Try tasting the wines outside of the tasting room, when they're no longer at the peak of freshness. The lack of the use of sulfites renders them vulnerable to all kinds of bacterial yuck. I endured a horrible dinner with a slew of them last year, samples that had been in the bottle for awhile, and I've never experienced so many off, high VA, ethyl acetate, bacterially affected, basically undrinkable wines. Here's the link to my blog post about them: http://rjonwine.wordpress.com/2009/12/07/coturri-wine-dinner-aka-wine-torture-or-natural-wine-hell/
Hi Mike,
I think no So2 makes a different wine, better or not, is perhaps subjective. Personally, I am a fan of very moderate use of So2 for stability, especially for wines traveling great distances.
That being said, I continue to enjoy many no added sulfite wines as well.

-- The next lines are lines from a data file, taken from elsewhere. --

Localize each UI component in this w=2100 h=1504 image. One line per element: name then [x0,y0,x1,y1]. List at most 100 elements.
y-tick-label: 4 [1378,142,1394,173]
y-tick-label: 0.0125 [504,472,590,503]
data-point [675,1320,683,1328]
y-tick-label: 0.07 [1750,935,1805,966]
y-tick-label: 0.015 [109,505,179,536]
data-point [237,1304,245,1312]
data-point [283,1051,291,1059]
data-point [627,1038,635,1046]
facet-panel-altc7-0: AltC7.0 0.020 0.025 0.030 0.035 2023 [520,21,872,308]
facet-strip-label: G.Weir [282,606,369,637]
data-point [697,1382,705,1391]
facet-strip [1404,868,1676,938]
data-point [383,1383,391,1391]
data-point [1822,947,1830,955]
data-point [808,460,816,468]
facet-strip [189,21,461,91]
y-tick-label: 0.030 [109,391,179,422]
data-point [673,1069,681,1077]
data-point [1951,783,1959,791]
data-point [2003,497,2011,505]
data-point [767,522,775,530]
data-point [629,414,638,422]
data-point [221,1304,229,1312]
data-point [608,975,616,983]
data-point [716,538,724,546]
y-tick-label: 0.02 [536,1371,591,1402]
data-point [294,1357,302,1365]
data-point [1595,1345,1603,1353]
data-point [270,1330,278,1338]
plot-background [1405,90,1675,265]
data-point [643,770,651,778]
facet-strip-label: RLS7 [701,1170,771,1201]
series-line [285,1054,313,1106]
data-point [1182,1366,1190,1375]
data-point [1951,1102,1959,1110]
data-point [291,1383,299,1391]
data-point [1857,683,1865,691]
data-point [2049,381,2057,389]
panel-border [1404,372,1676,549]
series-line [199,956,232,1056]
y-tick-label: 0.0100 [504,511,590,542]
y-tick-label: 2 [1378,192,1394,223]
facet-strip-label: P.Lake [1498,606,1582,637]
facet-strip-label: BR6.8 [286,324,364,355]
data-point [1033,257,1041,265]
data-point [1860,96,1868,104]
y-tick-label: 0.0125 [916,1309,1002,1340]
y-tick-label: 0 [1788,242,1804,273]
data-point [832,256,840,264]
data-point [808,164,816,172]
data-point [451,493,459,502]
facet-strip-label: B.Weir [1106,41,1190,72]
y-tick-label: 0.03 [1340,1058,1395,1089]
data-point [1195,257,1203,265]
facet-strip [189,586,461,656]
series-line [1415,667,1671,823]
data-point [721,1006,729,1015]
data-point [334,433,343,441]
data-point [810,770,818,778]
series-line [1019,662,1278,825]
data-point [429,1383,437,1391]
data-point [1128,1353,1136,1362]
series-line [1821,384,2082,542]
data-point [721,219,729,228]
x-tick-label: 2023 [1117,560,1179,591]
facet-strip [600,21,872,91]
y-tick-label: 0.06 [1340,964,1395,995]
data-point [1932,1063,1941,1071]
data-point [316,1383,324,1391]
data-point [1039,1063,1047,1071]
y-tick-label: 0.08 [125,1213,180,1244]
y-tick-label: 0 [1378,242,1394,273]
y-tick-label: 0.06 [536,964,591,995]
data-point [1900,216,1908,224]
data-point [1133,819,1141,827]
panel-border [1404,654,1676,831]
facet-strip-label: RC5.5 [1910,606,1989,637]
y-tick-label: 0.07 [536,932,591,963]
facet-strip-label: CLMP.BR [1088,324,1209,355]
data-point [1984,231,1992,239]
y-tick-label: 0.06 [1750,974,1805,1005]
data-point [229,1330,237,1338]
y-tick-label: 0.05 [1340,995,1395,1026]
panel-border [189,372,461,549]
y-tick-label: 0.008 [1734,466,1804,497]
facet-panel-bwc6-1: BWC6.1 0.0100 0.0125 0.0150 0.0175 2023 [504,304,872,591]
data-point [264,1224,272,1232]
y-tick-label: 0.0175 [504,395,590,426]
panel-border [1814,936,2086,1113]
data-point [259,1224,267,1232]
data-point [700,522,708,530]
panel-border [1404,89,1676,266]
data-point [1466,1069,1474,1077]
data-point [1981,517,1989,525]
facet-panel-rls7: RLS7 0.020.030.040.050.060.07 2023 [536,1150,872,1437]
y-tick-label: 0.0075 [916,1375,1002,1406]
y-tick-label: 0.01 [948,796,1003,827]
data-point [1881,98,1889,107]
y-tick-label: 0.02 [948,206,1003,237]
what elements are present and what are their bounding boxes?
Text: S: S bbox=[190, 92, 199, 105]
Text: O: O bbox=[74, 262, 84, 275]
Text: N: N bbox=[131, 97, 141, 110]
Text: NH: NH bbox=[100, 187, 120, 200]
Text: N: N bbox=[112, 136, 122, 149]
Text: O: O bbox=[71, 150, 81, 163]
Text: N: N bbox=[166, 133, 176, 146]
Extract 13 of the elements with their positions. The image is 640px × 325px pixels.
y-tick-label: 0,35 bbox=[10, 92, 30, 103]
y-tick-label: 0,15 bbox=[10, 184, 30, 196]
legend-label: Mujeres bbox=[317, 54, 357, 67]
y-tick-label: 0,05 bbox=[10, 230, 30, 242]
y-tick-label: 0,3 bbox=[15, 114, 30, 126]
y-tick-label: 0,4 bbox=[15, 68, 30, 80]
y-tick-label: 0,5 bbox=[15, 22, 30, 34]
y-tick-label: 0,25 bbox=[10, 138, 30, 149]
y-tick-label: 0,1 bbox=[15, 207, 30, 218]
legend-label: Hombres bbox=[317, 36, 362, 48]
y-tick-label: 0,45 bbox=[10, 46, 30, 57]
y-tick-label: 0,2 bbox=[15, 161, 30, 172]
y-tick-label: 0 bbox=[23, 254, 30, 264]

Like most things in life, So2 is not exactly a black and white issue, for me at least.
Cheers, Amy
Richard, you are a close minded wine drinker, trained in the popular, main stream, culture of wine making.... Come to Sonoma or Napa and see what this chemical soaked wine industry has done to our land, our water, our air, our animals and our once beautiful local culture.... I know that you will try to say that yes the large wineries are using a lot of chemicals but not the small ones... this is incorrect... 99.9999% of the wine in california has things in it that you would not knowingly consume. Tony Coturri is a steward of the land here, supporting responsible growing practices and making a wine that is a true representation of the terroir of california. I will admit that his winemaking style is very concentrated and strong, but atleast the wine comes first at Coturri not trying to emulate the flavor profile of european wines, or by hiding the california terroir with chemicals or over oaking of the wine... You have a right to your own opinion, Richard, but you go out of your way to bad mouth Coturri, if you are such a wine-o, then why don't you make an appointment with the Coturri's and go up and talk to them and really learn what they are about, taste the wine in the tasting room (read: cellar) and see if you like it. If you don't like it then don't drink it, simple as that.... or would you rather just keep being negative... I'll be expecting your tourist smog, your tourist driving, and your tourist dollars here in the Valley of the Moon.